I will be testing on the following mono snippet of Ed Sheeran’s “Perfect.” (If you plan on doing many listening tests on a musical signal, never use a sample of music you enjoy.)

As for the parameters: mono, 48 kHz sample rate, 2048-sample FFT buffer with Hann window and 50% overlap, 30-band mel spectrum from 20 Hz to 20 kHz.

Cepstral EQ

Because of the nonlinearities involved in the signal chain, merely multiplying the MFCCs by a constant can do some pretty strange things. Zeroing out all MFCCs has the effect of removing the spectral envelope and whitening the signal. The effect on vocal signals is pronounced, turning Ed into a bumblebee.

Multiplying all MFCCs by 2 has a subtle, hollower quality, acting as an expander for the spectral envelope.

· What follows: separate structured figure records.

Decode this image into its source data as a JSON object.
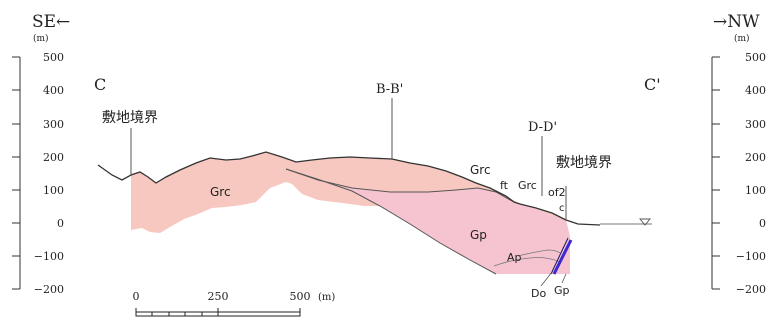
{
  "direction": {
    "left": "SE←",
    "right": "→NW"
  },
  "axis": {
    "unit": "(m)",
    "ticks": [
      "500",
      "400",
      "300",
      "200",
      "100",
      "0",
      "−100",
      "−200"
    ]
  },
  "section": {
    "left_end": "C",
    "right_end": "C'"
  },
  "annotations": {
    "boundary_left": "敷地境界",
    "boundary_right": "敷地境界",
    "cross_bb": "B-B'",
    "cross_dd": "D-D'"
  },
  "units": {
    "grc_main": "Grc",
    "grc_upper": "Grc",
    "grc_right": "Grc",
    "gp": "Gp",
    "ap": "Ap",
    "ft": "ft",
    "of2": "of2",
    "c": "c",
    "do": "Do",
    "gp_bottom": "Gp"
  },
  "scale": {
    "labels": [
      "0",
      "250",
      "500"
    ],
    "unit": "(m)"
  },
  "colors": {
    "grc_fill": "#f6c8c0",
    "gp_fill": "#f6c4d0",
    "outline": "#555555",
    "dyke_blue": "#3b2ad0"
  }
}
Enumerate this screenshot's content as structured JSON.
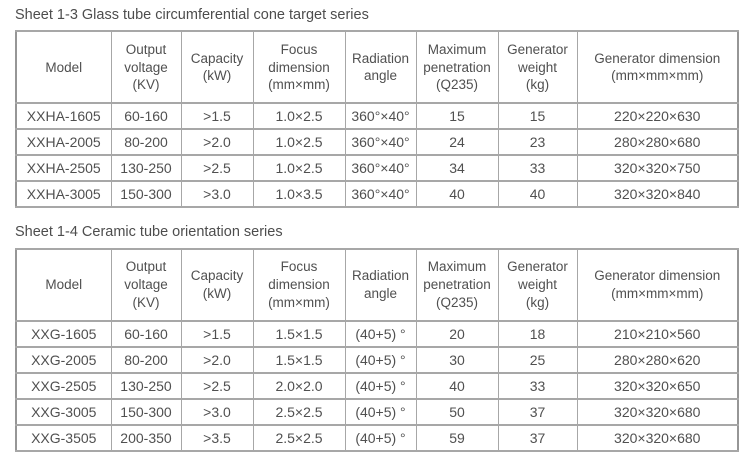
{
  "page": {
    "background": "#ffffff",
    "text_color": "#4f4f4f",
    "grid_color": "#a7a7a7"
  },
  "column_keys": [
    "model",
    "output-voltage",
    "capacity",
    "focus-dimension",
    "radiation-angle",
    "maximum-penetration",
    "generator-weight",
    "generator-dimension"
  ],
  "tables": [
    {
      "title": "Sheet 1-3 Glass tube circumferential cone target series",
      "headers": [
        "Model",
        "Output\nvoltage\n(KV)",
        "Capacity\n(kW)",
        "Focus\ndimension\n(mm×mm)",
        "Radiation\nangle",
        "Maximum\npenetration\n(Q235)",
        "Generator\nweight\n(kg)",
        "Generator dimension\n(mm×mm×mm)"
      ],
      "rows": [
        [
          "XXHA-1605",
          "60-160",
          ">1.5",
          "1.0×2.5",
          "360°×40°",
          "15",
          "15",
          "220×220×630"
        ],
        [
          "XXHA-2005",
          "80-200",
          ">2.0",
          "1.0×2.5",
          "360°×40°",
          "24",
          "23",
          "280×280×680"
        ],
        [
          "XXHA-2505",
          "130-250",
          ">2.5",
          "1.0×2.5",
          "360°×40°",
          "34",
          "33",
          "320×320×750"
        ],
        [
          "XXHA-3005",
          "150-300",
          ">3.0",
          "1.0×3.5",
          "360°×40°",
          "40",
          "40",
          "320×320×840"
        ]
      ]
    },
    {
      "title": "Sheet 1-4 Ceramic tube orientation series",
      "headers": [
        "Model",
        "Output\nvoltage\n(KV)",
        "Capacity\n(kW)",
        "Focus\ndimension\n(mm×mm)",
        "Radiation\nangle",
        "Maximum\npenetration\n(Q235)",
        "Generator\nweight\n(kg)",
        "Generator dimension\n(mm×mm×mm)"
      ],
      "rows": [
        [
          "XXG-1605",
          "60-160",
          ">1.5",
          "1.5×1.5",
          "(40+5) °",
          "20",
          "18",
          "210×210×560"
        ],
        [
          "XXG-2005",
          "80-200",
          ">2.0",
          "1.5×1.5",
          "(40+5) °",
          "30",
          "25",
          "280×280×620"
        ],
        [
          "XXG-2505",
          "130-250",
          ">2.5",
          "2.0×2.0",
          "(40+5) °",
          "40",
          "33",
          "320×320×650"
        ],
        [
          "XXG-3005",
          "150-300",
          ">3.0",
          "2.5×2.5",
          "(40+5) °",
          "50",
          "37",
          "320×320×680"
        ],
        [
          "XXG-3505",
          "200-350",
          ">3.5",
          "2.5×2.5",
          "(40+5) °",
          "59",
          "37",
          "320×320×680"
        ]
      ]
    }
  ]
}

MFCCs are signed and can also be multiplied by negative values, which inverts the phase of a cosine wave component. The effect on the signal is hard to describe:

We can apply any MFCC envelope desired. Here’s a sine wave:

Cepstral frequency shifting

Technically this would be “quefrency shifting.” This cyclically rotates the MFCCs to brighten the signal:

And here’s the downward equivalent:

Cepstral frequency scaling

Resampling the MFCCs sounds reminiscent of formant shifting. This is related to the time-scaling property of the Fourier transform: if you resample the spectrum, you’re also resampling the signal. Here’s upward scaling:

Here’s downward scaling:

Cepstral time-based effects

Here’s what happens when we freeze the MFCCs every few frames:

Lowpass filtering the MFCCs over time tends to slur speech:

Stray thoughts

I have barely scratched the surface of cepstral effects here, opting only to explore the most mathematically straightforward operations. That the MFCCs produce some very weird and very musical effects, even with such simple transformations, is encouraging.

In addition to playing with additional types of effects, it is also worthwhile to adjust the trasforms being used. The DCT as the space for the spectral envelope could be improved on. One (strange) possibility that came to mind is messing with the Multiresolution Analysis of the mel spectrum; I have no idea if that would sound interesting or not, but it’s worth a shot.

It’s possible to bypass the MFCCs and just do the DCT of the log-spectrogram. I experimented with this and found that I couldn’t get it to sound as musical as the mel-based equivalent. I believe this is because the resolution of the FFT isn’t very perceptually salient. The mel scale is in fact doing a lot of heavy lifting here.